I know some say grp has a infinite service life. But have seen grp hulls fail with shock loads not only from collision but more commonly from repetitive loading. I understand some say this only occurs in poorly built boats where either adhesives fail in pan built or bulkheads are just tabbed in not fully glassed in or like poor construction. But have seen this in “quality” boats.
My very strong preference for stick built is based on several factors. I don’t like dependence on adhesives. Yes they are great if done correctly but as the purchaser you have no idea if that’s the case. Pans limit access to spaces below the pan. Beyond making servicing difficult it makes accessing those spaces very difficult. Metal and some grp is stick built.
On every grp boat I’ve owned at some point you go through a cycle of rebedding. Beyond the hassle and expense sometimes it’s very difficult and unless careful can be destructive. Metal has fewer needs and those are much easier to execute.

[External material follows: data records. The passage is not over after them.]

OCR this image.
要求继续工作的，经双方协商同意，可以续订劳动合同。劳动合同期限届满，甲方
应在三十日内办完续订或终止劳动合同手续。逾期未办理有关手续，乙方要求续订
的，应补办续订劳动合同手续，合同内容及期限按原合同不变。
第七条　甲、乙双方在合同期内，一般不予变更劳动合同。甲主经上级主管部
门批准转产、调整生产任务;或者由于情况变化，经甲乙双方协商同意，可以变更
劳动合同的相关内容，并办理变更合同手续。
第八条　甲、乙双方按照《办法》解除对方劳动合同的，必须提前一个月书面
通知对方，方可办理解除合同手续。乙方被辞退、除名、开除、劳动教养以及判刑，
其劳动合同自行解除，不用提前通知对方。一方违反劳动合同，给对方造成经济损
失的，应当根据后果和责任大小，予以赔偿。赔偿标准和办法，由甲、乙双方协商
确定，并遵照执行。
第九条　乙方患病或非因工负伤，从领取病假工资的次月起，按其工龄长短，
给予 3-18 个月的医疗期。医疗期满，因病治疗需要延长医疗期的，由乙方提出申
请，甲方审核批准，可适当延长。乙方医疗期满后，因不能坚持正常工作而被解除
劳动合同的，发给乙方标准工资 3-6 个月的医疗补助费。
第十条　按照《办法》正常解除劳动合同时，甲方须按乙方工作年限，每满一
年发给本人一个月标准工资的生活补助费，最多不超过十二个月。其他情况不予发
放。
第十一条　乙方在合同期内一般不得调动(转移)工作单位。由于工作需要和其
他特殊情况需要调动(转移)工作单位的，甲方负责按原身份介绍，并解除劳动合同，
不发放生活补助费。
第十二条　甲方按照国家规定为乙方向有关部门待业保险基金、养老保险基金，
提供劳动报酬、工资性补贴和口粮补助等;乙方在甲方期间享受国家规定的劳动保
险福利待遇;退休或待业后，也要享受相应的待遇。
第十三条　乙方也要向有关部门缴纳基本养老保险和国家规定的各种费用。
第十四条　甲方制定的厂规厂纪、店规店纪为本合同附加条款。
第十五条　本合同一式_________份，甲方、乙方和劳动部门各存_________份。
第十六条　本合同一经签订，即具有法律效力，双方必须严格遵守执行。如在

It’s said metal rusts or corrodes from the inside. However with current understanding of coatings, lumber holes and ventilation, advances in insulation this concern is minimal at this point. Similarly ultrasonic anti fouling is more effective. In terms of maintenance think there’s little difference. Especially with bare Al.
So the choice is Fe with its greater strength and abrasion resistance.but at the expense of weight. Or Al with lighter weight but still better physical properties than classic grp but with a increased corrosion concern. Or grp both heavier than Al and less abrasion resistance than Fe and even Al. Cored grp or aramid have their problems as well. Aramid tends to “float” on layup so is difficult to use. With cores delamination is always in the back of my mind and repair is more difficult. Once overstressed strength is virtually gone.
Think Mako is spot on. Pick your poison. All have deficiencies and strengths. Believe Americans aversion to metal and wood/epoxy is due to marketing not reality. Think for the requirements of recreational cruising personally would pick Al for anything below 80’ and Fe above. With stick built solid grp a very close second to either. Say this as when you increase size hull(and framing) becomes a progressively smaller %age of total displacement.